Hadir dalam kegiatan tersebut antara lain Dr. Syahganda Nainggolan, Tokoh Nasional sekaligus Ketua Dewan Direktur GREAT Institute; M. Damar, Ketua Presidium Exponen 08/Eks TAPOL 2019, H. Kurniawan atau yang dikenal Iwan Komando sebagai Ketua Umum Relawan Cinta Prabowo (GCP), serta sejumlah aktivis dan mantan tapol/napol.
Ketua Presidium Exponen 08 M Damar mengatakan, kami menghormati bilamana ada Aksi Massa pada 27 Agustus 2026 di Gedung DPR/MPR. Menurutnya, menyampaikan pendapat bagian dari demokrasi.
"Kami mengajak siapapun elemen masyarakat yang ingin melakukan aksi dan aspirasi untuk menjaga ketertiban," katanya, Rabu 26 Agustus 2026.
Damar melanjutkan, pihaknya mengecam keras segala bentuk mobilisasi yang sengaja diarahkan untuk memprovokasi, menciptakan kekacauan dan kerusuhan.
"Silakan menyampaikan aspirasi. Beda pendapat boleh, merusak negara yang tidak boleh," imbuhnya.

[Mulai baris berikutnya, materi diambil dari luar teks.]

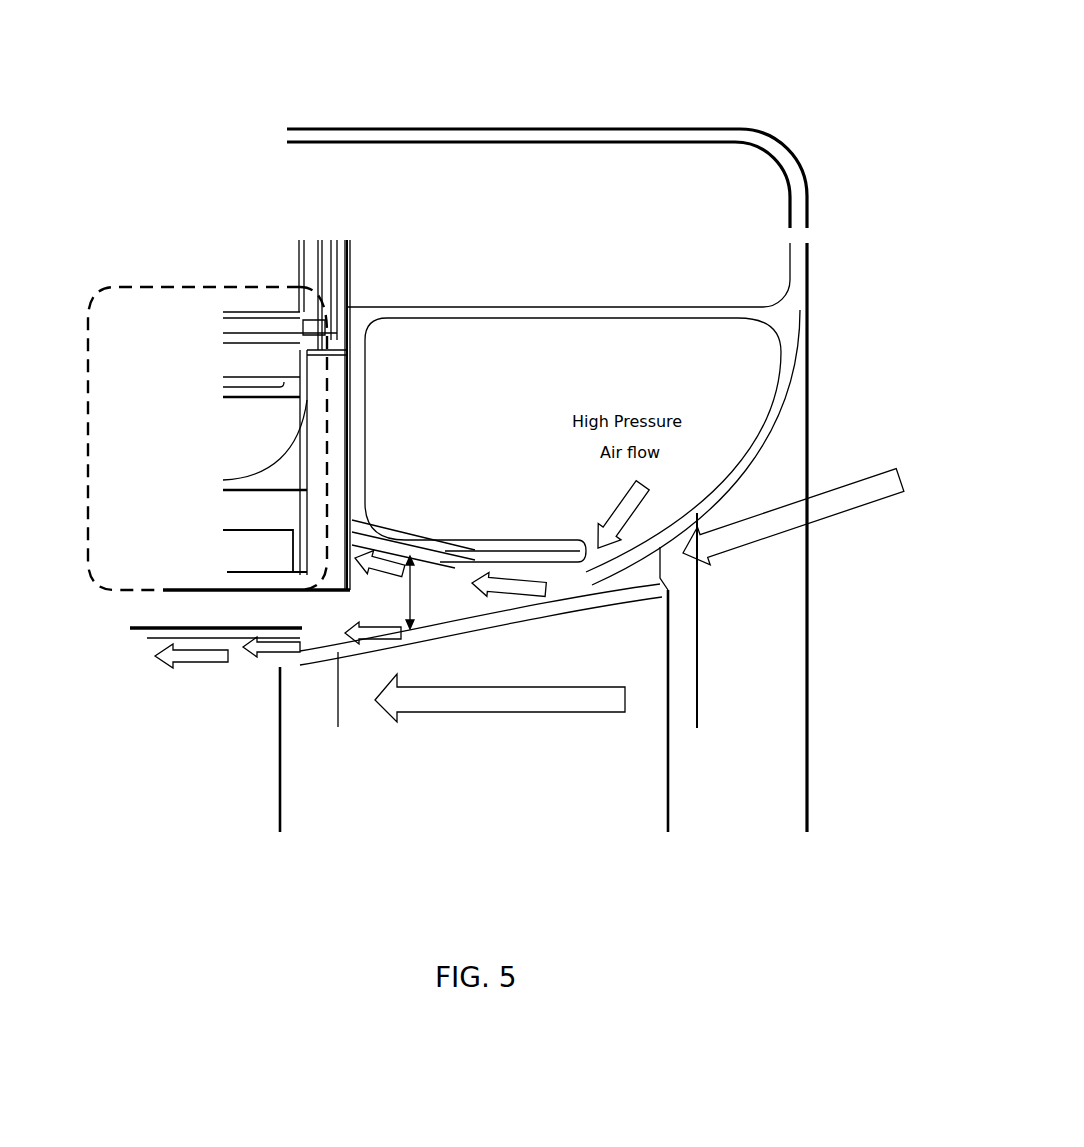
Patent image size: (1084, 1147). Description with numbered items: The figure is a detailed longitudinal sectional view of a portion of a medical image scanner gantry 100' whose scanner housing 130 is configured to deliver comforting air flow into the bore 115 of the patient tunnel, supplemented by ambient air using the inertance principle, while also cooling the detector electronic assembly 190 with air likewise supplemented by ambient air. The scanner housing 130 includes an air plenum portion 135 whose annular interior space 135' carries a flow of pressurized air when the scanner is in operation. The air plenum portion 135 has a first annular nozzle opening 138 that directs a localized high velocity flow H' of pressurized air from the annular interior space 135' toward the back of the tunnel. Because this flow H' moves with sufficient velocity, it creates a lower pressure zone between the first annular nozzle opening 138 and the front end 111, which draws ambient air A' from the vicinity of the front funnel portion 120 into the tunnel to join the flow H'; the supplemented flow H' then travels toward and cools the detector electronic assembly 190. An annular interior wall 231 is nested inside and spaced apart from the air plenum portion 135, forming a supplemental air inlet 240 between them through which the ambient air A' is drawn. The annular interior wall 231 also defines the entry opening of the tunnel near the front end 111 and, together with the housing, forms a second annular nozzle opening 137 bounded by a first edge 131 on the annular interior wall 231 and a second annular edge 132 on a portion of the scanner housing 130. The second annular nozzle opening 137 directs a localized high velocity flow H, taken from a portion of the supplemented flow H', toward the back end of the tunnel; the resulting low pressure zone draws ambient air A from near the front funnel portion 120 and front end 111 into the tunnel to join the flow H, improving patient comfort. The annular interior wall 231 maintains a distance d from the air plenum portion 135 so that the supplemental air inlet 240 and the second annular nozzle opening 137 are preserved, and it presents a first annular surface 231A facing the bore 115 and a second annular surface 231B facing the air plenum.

The medical image scanner gantry 100' is at (322, 44).
The scanner housing 130 is at (693, 128).
The front end 111 is at (815, 658).
The air plenum portion 135 is at (573, 399).
The annular interior space 135' is at (483, 299).
The detector electronic assembly 190 is at (243, 285).
The second annular edge 132 is at (280, 627).
The second annular nozzle opening 137 is at (275, 672).
The bore 115 is at (202, 818).
The first edge 131 is at (307, 660).
The second annular surface 231B is at (415, 540).
The first annular nozzle opening 138 is at (566, 572).
The front funnel portion 120 is at (797, 481).
The supplemental air inlet 240 is at (680, 573).
The annular interior wall 231 is at (622, 658).
The first annular surface 231A is at (467, 674).
The ambient air A is at (500, 731).
The ambient air A' is at (852, 548).
The high velocity flow H is at (227, 691).
The high velocity flow of pressurized air H' is at (446, 559).
The distance d is at (403, 592).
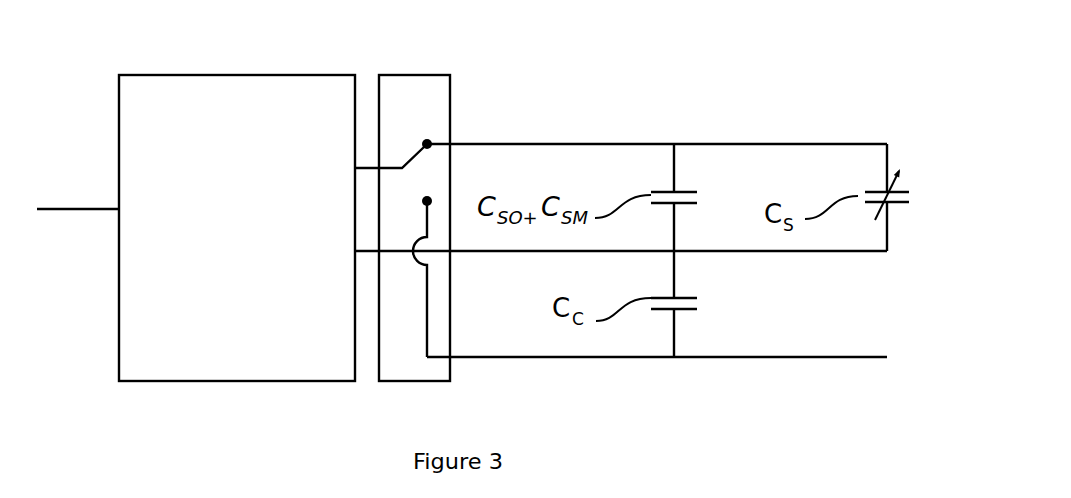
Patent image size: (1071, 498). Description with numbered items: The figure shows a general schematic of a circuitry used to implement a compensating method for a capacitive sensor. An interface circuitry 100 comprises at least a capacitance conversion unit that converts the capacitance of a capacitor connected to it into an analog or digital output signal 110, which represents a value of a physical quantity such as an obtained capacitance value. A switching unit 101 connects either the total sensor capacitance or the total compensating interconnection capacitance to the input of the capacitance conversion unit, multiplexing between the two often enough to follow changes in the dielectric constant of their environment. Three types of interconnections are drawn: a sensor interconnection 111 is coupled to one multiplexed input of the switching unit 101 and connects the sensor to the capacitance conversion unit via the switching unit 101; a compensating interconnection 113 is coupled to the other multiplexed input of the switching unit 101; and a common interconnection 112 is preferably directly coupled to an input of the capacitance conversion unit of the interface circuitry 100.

Menurutnya, saat ini Pemerintahan Presiden Prabowo Subianto sedang fokus bekerja. Pemerintah tengah memastikan agenda dan program pembangunan tetap berjalan dan terus merespon persoalan rakyat.
"Saat ini kita menghadapi berbagai kejadian bencana di sejumlah wilayah termasuk gempa di NTT dan Kebakaran Hutan. Pemerintah sedang fokus ke sana. Energi kita, bangsa Indonesia seharusnya diarahkan untuk membantu masyarakat yang berdampak," imbuhnya.
Sementara itu, Syahganda Nainggolan menekankan bahwa penyampaian aspirasi merupakan hak politik warga negara. Namun, menurutnya, hak tersebut harus dijalankan secara bertanggung jawab dan tidak diarahkan menjadi kerusuhan sosial.